La triste nouvelle, confirmée par sa famille, a été relayée par des journalistes américains, précisant qu’il s’est éteint paisiblement, entouré de ses proches, après avoir souffert des séquelles d’un AVC.
Un palmarès de joueur légendaire
Avant de devenir le « savant fou » des parquets, Don Nelson a d’abord brillé comme joueur. Drafté en 1962 par les Chicago Zephyrs, il a connu une brève expérience chez les Lakers avant de trouver sa véritable place à Boston. Sous le maillot des Celtics, il est devenu l’un des meilleurs « sixièmes hommes » de l’histoire, ajoutant cinq titres de champion à son palmarès (1966, 1968, 1969, 1974 et 1976).
Son style de jeu, rustique et atypique, notamment sa technique de lancer-franc à une main, reste gravé dans les mémoires des puristes de Boston. Son numéro 19 est d’ailleurs suspendu au plafond du TD Garden depuis 1978.
Un entraîneur aux 1 335 victoires
Sa transition vers le rôle d’entraîneur a été rapide et impressionnante.

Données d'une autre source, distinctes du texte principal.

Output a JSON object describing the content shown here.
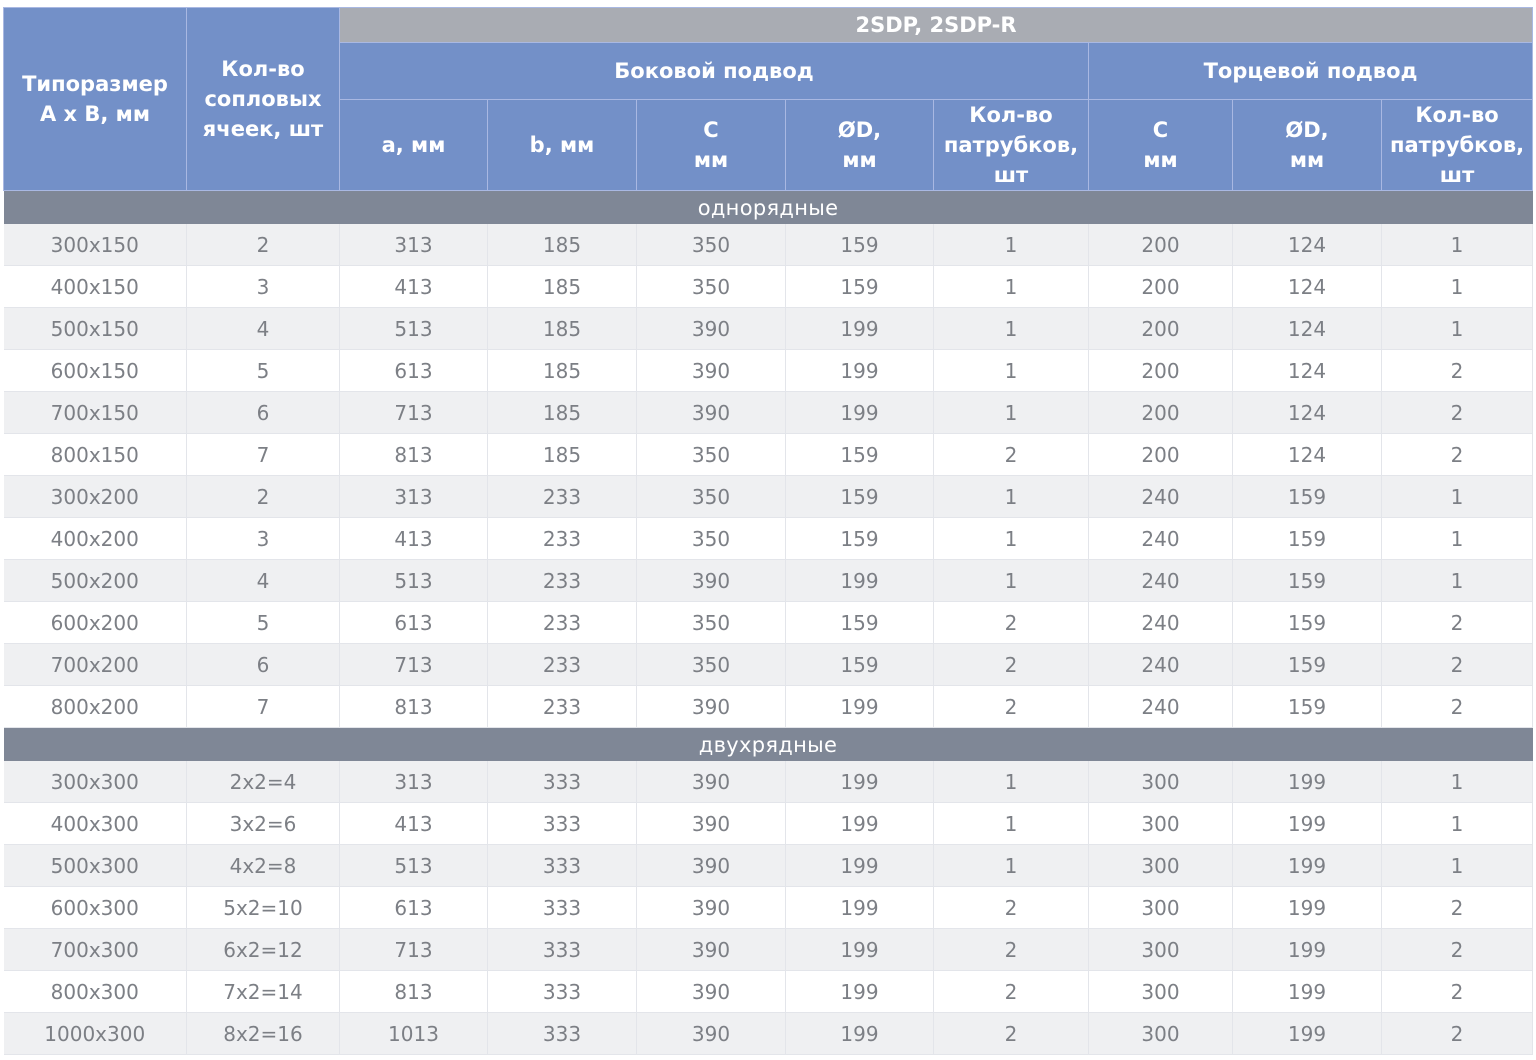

En tant qu’« entraîneur-général » chez les Bucks, les Warriors, les Knicks et les Mavericks, Nelson a révolutionné le basket. Il est reconnu pour avoir introduit le concept de « point forward » (ailier meneur) et pour avoir développé un style de jeu rapide et offensif surnommé « Nellie Ball ». Ce style a été si efficace qu’il a longtemps détenu le record du plus grand nombre de victoires en saison régulière avec 1 335 succès, avant d’être dépassé par Gregg Popovich en 2022.
Triple entraîneur de l’année (1983, 1985, 1992), il a également dirigé la Dream Team vers l’or mondial en 1994. Épicurien et libre penseur, il a continué d’être célébré même après sa retraite officielle en 2010. L’année précédente, il avait reçu le prestigieux Chuck Daly Lifetime Achievement Award, en reconnaissance de sa carrière d’entraîneur ayant incarné l’intégrité et l’excellence compétitive.
Don Nelson et les joueurs français
Le parcours de Nelson a croisé celui du basket français à deux reprises. Sa relation la plus marquante fut sans doute celle avec Mickaël Piétrus aux Warriors entre 2006 et 2008. Leur interaction était un mélange de respect et d’exigence. Piétrus a déclaré : « Je ne le vois plus comme un coach. Je le vois comme une légende. […] Pour moi, il est comme un papa. » Cependant, Nelson, qui le surnommait affectueusement « my man », l’a également poussé dans ses retranchements.
Partisan d’un jeu technique et rapide, il n’hésitait pas à faire jouer l’ailier français à tous les postes, y compris en pivot, sur de courtes séquences pour défendre contre des joueurs de taille. Ce traitement a permis à « Air France » de devenir un défenseur de premier plan, même si l’instabilité de son rôle a fini par créer une rupture en 2008.
Le passage d’Antoine Rigaudeau aux Mavericks en 2003 fut plus court et compliqué. Arrivé en cours de saison, « Le Roi » a eu du mal à s’adapter aux exigences athlétiques de la NBA et a rapidement été écarté de la rotation après seulement onze matchs, avant de retourner en Europe.
Don Nelson laisse derrière lui l’image d’un homme qui a toujours eu un coup d’avance sur son temps, capable d’identifier le talent là où d’autres n’en voyaient que des anomalies. Le monde du basket perd aujourd’hui l’un de ses architectes les plus audacieux.